世界一高価なスパイス「サフラン」はなぜ数千年も値下がりしないのか

8月2日、教育系YouTubeチャンネル「TED-Ed」が、世界で最も高価なスパイルとされるサフランの生態と価格の秘密をアニメーションで解説する動画を公開したと、Gigazineが伝えた。パエリアやブイヤベースの彩りに使われるこの香辛料が、なぜ「赤い金」と呼ばれるほど高価なままなのかが話題になっている。

30秒でわかるポイント

  • サフランは「種子を作れない花」という突然変異から生まれた植物
  • 人間が数千年にわたり球根で増やし続けてきた特異な栽培植物
  • 希少性の高い栽培方法が、現在まで高価格を維持する理由とされる

サフランとはどんなスパイスか

サフランは、クロッカスという花のめしべの部分を乾燥させて作られるスパイスです。

料理に鮮やかな黄色や赤みを加えるほか、独特の香りづけにも使われ、スペイン料理のパエリアやフランスの魚介スープ・ブイヤベースなどに欠かせない存在とされています。
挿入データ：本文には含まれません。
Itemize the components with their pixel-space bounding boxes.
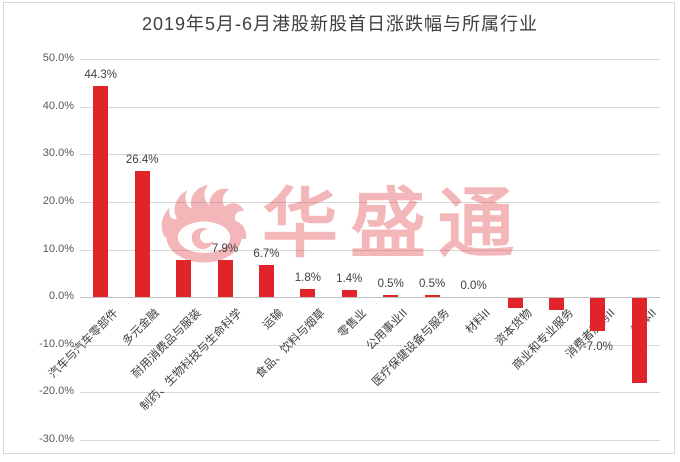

その希少性と価格の高さから、「赤い金」という異名でも知られています。

種子を作れない花という特異な生態

TED-Edの解説によると、サフランクロッカスは突然変異によって生まれた植物で、種子を作ることができないという特徴を持っているとみられる。

通常の植物であれば種子によって繁殖しますが、サフランクロッカスの場合は球根を人間が手作業で植え替えることでしか増やせないと伝えられている。

つまり、自然界だけでは存続できず、人間の手による栽培なしには維持できない植物だということになる。

数千年続く人力での栽培が価格を支えている

この動画では、人間が数千年という長い年月をかけてサフランクロッカスを増やし続けてきた経緯が紹介されているとみられる。

種子で自然繁殖できないため、栽培には次のような手間がかかるとされる。

  • 花からめしべを一つひとつ手作業で摘み取る作業
  • 球根を人の手で植え替えて増やす工程
  • 収穫時期が限られていることによる作業の集中

こうした手間のかかる工程が、機械化や大量生産を難しくしている要因の一つとみられる。

高価格が続く理由は「効率化できない栽培方法」

サフランの価格が数千年経っても下がらない背景には、種子繁殖ができないという植物としての制約と、それに伴う人力中心の栽培方法があるとみられる。

現代においても大規模な自動化が難しく、収穫量を大きく増やすことが困難な作物であることが、希少価値と高価格を維持し続ける理由として挙げられている。

まとめ

サフランは、突然変異によって種子を作れなくなった花を、人間が数千年にわたり球根で増やし続けてきたという特異な歴史を持つスパイスです。この栽培のしにくさこそが、現代まで「赤い金」と呼ばれるほどの高価格を支える理由になっているとみられます。日常の料理に使われる身近な香辛料の裏には、植物の進化と人間の営みが密接に関わっている点が興味深いポイントといえるでしょう。